R’ Yosef David Sinzheim z”l (1736-1812; Chief Rabbi of France; author of the Talmud commentary Yad David) asks: The verses seem to be repetitious–“you shall not harden your heart,” “you shall not . . . close your hand,” “Open! You shall open your hand,” “Give! You shall give.” Why?

He explains: When a needy person asks for charity, the first reaction of a stingy person is to “harden his heart,” i.e., to refuse to give. If the needy person pleads for help, the stingy person’s heart may soften, and he will reach into his pocket. But, he will “close his hand” inside his pocket, i.e., he will regret his sudden “generosity” and will find it difficult to remove the money from his pocket to give the needy person. “You shall not harden your heart or close your hand!” says the Torah. To the contrary, “Open! You shall open your hand.” Open your hand quickly!
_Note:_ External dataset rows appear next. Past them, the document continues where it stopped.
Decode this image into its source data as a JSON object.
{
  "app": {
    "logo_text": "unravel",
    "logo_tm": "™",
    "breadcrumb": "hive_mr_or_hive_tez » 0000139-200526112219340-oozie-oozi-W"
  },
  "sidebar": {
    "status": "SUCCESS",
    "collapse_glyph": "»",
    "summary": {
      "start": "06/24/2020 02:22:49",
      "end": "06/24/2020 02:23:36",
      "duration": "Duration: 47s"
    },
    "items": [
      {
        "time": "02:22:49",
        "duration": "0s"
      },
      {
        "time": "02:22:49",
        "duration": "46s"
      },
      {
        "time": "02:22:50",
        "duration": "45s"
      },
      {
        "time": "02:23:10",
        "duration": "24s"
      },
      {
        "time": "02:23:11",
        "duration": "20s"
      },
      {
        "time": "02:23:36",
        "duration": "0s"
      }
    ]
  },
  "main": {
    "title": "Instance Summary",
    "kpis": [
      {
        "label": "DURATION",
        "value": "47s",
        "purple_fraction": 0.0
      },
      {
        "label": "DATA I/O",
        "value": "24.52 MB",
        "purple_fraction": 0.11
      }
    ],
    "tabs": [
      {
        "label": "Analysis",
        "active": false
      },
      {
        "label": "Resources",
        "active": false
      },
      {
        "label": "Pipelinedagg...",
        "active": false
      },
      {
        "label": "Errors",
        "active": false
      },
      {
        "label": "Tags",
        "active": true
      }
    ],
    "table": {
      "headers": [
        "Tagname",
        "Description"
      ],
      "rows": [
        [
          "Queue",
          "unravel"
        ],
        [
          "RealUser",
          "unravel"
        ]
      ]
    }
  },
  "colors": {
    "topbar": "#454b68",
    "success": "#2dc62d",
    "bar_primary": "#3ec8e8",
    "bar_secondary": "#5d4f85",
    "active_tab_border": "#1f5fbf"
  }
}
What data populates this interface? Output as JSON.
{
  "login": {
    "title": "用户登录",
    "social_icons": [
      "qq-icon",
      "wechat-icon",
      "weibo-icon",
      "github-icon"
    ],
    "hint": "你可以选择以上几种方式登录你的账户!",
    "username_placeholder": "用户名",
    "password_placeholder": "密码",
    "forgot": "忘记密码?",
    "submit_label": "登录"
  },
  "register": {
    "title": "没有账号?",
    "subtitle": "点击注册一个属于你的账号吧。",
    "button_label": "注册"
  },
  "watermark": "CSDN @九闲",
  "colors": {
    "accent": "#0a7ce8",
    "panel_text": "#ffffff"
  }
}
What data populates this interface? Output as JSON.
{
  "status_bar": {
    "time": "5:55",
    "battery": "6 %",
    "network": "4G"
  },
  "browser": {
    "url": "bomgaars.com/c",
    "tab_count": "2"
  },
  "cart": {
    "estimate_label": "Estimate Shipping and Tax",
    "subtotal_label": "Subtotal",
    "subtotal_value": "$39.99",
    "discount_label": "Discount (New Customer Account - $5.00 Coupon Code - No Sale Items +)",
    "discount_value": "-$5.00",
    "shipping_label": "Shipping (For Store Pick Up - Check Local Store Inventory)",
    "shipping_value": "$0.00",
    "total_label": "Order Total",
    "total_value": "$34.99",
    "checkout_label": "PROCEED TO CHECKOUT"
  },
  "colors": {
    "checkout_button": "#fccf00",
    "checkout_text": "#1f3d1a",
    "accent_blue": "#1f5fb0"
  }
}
Do not worry, the Torah adds, that giving repeatedly will harm you. “Give! You shall give him, and let your heart not feel bad,” for Hashem will bless you, the Torah promises. (Shelal David)


A Torah Tour of the Holy Land

Who will build the third Bet Hamikdash? (Continued from two weeks ago)

The Zohar (Pinchas 421a, as explained by the commentary Matok Mi’dvash) relates: Rabbi Eliezer once was approached by a wise man of the gentiles, who said, “Old man! Old man! I have three questions to ask you.

“First, you say that you will have another Bet Hamikdash. In fact, only two were promised to you, while a third one is not mentioned in the Tanach. All that were to be built already have been built [i.e., the First and Second Temples], and there never will be another! Only two are mentioned in any verse; specifically (Chagai 2:9), ‘The glory of this last Temple will be greater than that of the first.’ You see that the Second Temple is called ‘the last.’ . . . [The other questions were unrelated.]

“Old man! Old man!” the gentile concluded, “Do not tell me anything, for I will not listen to you nor accept what you say.” . . .

Rabbi Eliezer related: I asked Eliyahu [Hanavi] and he said that the assembly discussed these questions and their answers in front of Hashem Himself. The answer [to the first question] is as follows:

When Bnei Yisrael left Egypt, Hashem wanted them to be the equivalent on earth of the angels in the Heavens, i.e., like Adam before his sin. Hashem wanted to build them a Bet Hamikdash in the Heavens and lower it to earth, as it is written (Shmot 15:17), “You will bring them and implant them on the mount of Your heritage.” Where? The verse answers: At “the foundation of Your dwelling-place that You, Hashem, have made.” There, and nowhere else. “The foundation of Your dwelling-place that You, Hashem, have made” refers to the first Temple. “The Sanctuary, my Master, that Your hands established” refers to the Second Temple. Both of them were to be the handiwork of Hashem.

However, when Bnei Yisrael angered Him in the desert, they died, and Hashem took their children into the Land instead. [As a result,] the Temple was built by humans; therefore, it could not last. King Shlomo knew this and therefore said (Tehilim 127:1), “If Hashem does not build a house, its builders toil in vain,” for it has no permanence.

In the days of Ezra [when the Second Temple was built], the sin of intermarriage caused the Temple to be built by human hands. Therefore it had no permanence. Until this point, the Temple that Hashem had made had never entered this world.

Regarding the future, it is written, “Hashem builds Yerushalayim.” He and no other will build Yerushalayim and the Temple. That is what we are waiting for, not for a building built by humans, which has no permanence.

In the future, the First Temple and Second Temple [that Hashem made but never “gave” us] will come down together from the Heavens. (This answers the gentile’s question: We are not waiting for a “Third” Temple, but rather for the original Temple.)